I based my choice of the prior of \beta_1 on the guidelines given in the STAN documentation on GitHub. I also tested a \text{Gamma}(2,0.1) as suggested in the STAN’s User Guide, but the issue persists.

Here is the traceplot (result of trace_plot() method of package arviz; the rows, in order, correspond to \alpha_0, \alpha_1, \beta_0, \beta_1, \theta_{0,raw}, \theta_{1,raw}, \sigma_y, \theta_0, \theta_1):

Do you mean the traceplots for beta_0_raw? If so, there’s nothing pathological-looking for each chain individually given that they are positive-bound with a half-normal prior, but it does appear that the chains aren’t quite mixing (and certainly many of the other parameters are also not mixing either).

1 Like

Thanks for your answer, Mike. I mean parameter beta_1, which is the scale in the distribution of theta_1 (the 4th traceplot counting from above). If the chains aren’t mixing well, what could be the reason?

What do the diagnostics look like for your model run?

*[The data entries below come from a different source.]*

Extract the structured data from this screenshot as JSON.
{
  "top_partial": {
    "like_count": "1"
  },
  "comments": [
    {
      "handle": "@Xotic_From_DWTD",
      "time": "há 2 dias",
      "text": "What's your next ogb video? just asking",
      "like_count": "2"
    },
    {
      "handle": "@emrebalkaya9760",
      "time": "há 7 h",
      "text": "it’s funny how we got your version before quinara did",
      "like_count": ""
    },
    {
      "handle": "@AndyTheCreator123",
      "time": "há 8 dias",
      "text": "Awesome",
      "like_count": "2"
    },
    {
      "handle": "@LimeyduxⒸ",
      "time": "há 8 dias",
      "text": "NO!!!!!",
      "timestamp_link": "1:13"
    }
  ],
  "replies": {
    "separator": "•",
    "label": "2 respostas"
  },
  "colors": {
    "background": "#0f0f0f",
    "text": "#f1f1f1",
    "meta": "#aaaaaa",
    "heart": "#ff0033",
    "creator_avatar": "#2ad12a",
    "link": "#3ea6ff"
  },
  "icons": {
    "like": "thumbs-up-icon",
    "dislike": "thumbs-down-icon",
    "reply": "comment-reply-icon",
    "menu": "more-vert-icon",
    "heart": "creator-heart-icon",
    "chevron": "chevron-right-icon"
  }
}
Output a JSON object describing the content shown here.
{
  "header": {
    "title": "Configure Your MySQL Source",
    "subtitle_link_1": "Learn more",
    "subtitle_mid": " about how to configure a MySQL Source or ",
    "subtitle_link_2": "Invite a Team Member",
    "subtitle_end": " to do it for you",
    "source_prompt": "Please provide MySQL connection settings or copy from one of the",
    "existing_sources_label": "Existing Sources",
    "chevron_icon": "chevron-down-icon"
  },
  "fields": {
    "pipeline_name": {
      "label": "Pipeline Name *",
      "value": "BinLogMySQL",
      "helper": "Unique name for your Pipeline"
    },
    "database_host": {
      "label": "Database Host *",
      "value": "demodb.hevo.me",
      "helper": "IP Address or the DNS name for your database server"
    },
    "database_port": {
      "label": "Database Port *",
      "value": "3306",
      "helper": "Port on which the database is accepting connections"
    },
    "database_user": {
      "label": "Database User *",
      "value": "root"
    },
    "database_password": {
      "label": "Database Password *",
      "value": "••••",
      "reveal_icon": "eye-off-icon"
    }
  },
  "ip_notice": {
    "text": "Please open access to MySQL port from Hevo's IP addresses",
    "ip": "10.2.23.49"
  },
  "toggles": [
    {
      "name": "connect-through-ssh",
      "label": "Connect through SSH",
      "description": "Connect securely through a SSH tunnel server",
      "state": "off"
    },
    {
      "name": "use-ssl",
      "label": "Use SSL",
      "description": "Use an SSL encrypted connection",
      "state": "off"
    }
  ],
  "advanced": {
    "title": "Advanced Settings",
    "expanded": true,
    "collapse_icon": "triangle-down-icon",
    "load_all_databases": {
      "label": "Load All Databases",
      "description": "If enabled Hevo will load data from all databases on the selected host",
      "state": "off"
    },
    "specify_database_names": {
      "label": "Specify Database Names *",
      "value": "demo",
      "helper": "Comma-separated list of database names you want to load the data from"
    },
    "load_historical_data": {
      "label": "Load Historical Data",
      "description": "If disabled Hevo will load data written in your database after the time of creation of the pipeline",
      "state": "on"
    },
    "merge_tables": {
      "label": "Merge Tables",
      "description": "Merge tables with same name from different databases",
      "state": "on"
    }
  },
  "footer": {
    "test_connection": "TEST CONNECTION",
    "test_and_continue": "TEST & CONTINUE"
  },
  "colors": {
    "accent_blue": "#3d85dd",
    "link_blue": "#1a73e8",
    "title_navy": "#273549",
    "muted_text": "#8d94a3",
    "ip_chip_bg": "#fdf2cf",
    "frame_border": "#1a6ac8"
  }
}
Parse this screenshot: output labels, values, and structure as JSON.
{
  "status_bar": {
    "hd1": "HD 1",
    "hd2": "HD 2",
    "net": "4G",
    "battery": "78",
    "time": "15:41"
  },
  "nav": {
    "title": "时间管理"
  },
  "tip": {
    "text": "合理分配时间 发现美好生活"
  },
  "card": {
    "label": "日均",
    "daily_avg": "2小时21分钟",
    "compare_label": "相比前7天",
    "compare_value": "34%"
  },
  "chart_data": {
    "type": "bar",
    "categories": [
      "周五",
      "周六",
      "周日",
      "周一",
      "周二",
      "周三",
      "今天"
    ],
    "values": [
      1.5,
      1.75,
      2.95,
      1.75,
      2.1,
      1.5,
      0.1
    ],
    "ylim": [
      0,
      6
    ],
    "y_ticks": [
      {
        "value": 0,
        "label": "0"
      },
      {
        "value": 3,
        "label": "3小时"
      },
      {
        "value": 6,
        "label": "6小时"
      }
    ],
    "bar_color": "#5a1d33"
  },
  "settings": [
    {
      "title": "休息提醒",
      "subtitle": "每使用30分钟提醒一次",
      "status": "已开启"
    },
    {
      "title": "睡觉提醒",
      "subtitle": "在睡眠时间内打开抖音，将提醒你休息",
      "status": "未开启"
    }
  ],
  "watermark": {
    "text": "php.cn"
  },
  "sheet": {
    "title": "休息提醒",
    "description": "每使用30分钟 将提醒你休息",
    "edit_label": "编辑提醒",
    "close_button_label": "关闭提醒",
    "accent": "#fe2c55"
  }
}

Like R-hat, effective sample sizes, divergent transitions, etc.

1 Like

R-hat, computed using arviz.stats.diagnostics.rhat with method “rank” as recommended by Vehtari et al. (2019):

alpha_0 --> [1.0005769649827772, 1.0054072745092795, 1.0023537339076731, 0.9997855428028828]
alpha_1 --> [1.001864355125387,  1.0002215806140762, 1.001409586288863,  1.0008983684618922]
beta_0 -->  [1.0019336712313256, 1.0023003422465009, 1.0007937310605026, 1.0004301100316715]
beta_1 -->  [1.0005593339982681, 1.0012431220563995, 1.0048257725411378, 1.0002552628181007]
sigma_y --> 0.9996408560494754


Effective sample sizes, computed using arviz.stats.diagnostics.ess:

alpha_0 --> [385.1719463862104, 471.14315173768296, 1053.620438202132,  1330.9781345520635]
alpha_1 --> [5533.91355121317,  5616.106077686486,  4824.792580444725,  5061.8671337863625]
beta_0 -->  [600.4433065181482, 802.7004026449933,  1231.4454483759562, 1307.845002511886]
beta_1 -->  [1448.33035271917,  940.8664031204794,  1189.7891103158381, 1576.446733292215]
sigma_y --> 3894.943574084451


Divergent transitions, computed using np.sum(mcmc_obj.method_variables()['divergent__']), where mcmc_obj is the CmdStanMCMC object:

0

Nothing looks too amiss with these diagnostics and you say the results are “satisfactory in many aspects”, so perhaps its enough to say that the fit is sufficient?

I’m not 100% sure what you mean by:

The traceplot itself never goes below 0 because \beta_1 is defined in your model as a strictly positive quantity, so no samples below 0 are kept. I don’t believe there is any issue with the estimates of \beta_1 being very small.

1 Like

Thanks, @amas0 . I also thought that a high density near zero is not necessarily an issue, but rather indicates that the differences between individuals are insignificant relative to parameter \theta_1 (complete pooling would work fine). What made me doubt is that this does not happen for parameter \theta_0, whose distribution has a width \beta_0 “located far” from zero. I had never come across such a situation, and so I hesitated (I didn’t want to make the mistake of interpreting the phenomenon incorrectly as a consequence of having made a mistake in fitting the statistical model). Thank you all so much again for your answers. We can close this thread.

1 Like

Yeah, I believe the takeaway here is that if your model is to be trusted, then within a treatment you have very consistent random slopes, \theta_1, i.e. given a treatment, your outcome scales consistently with the covariate x. On the other hand, you have a range of valid random intercepts, \theta_0, within each treatment. More or less, the fit tells you that within a treatment, intercepts vary at the individual level, but the scaling with x is consistent across individuals.

From there it’s up to your domain expertise and interrogating the model/data to see if that is consistent with what you expect.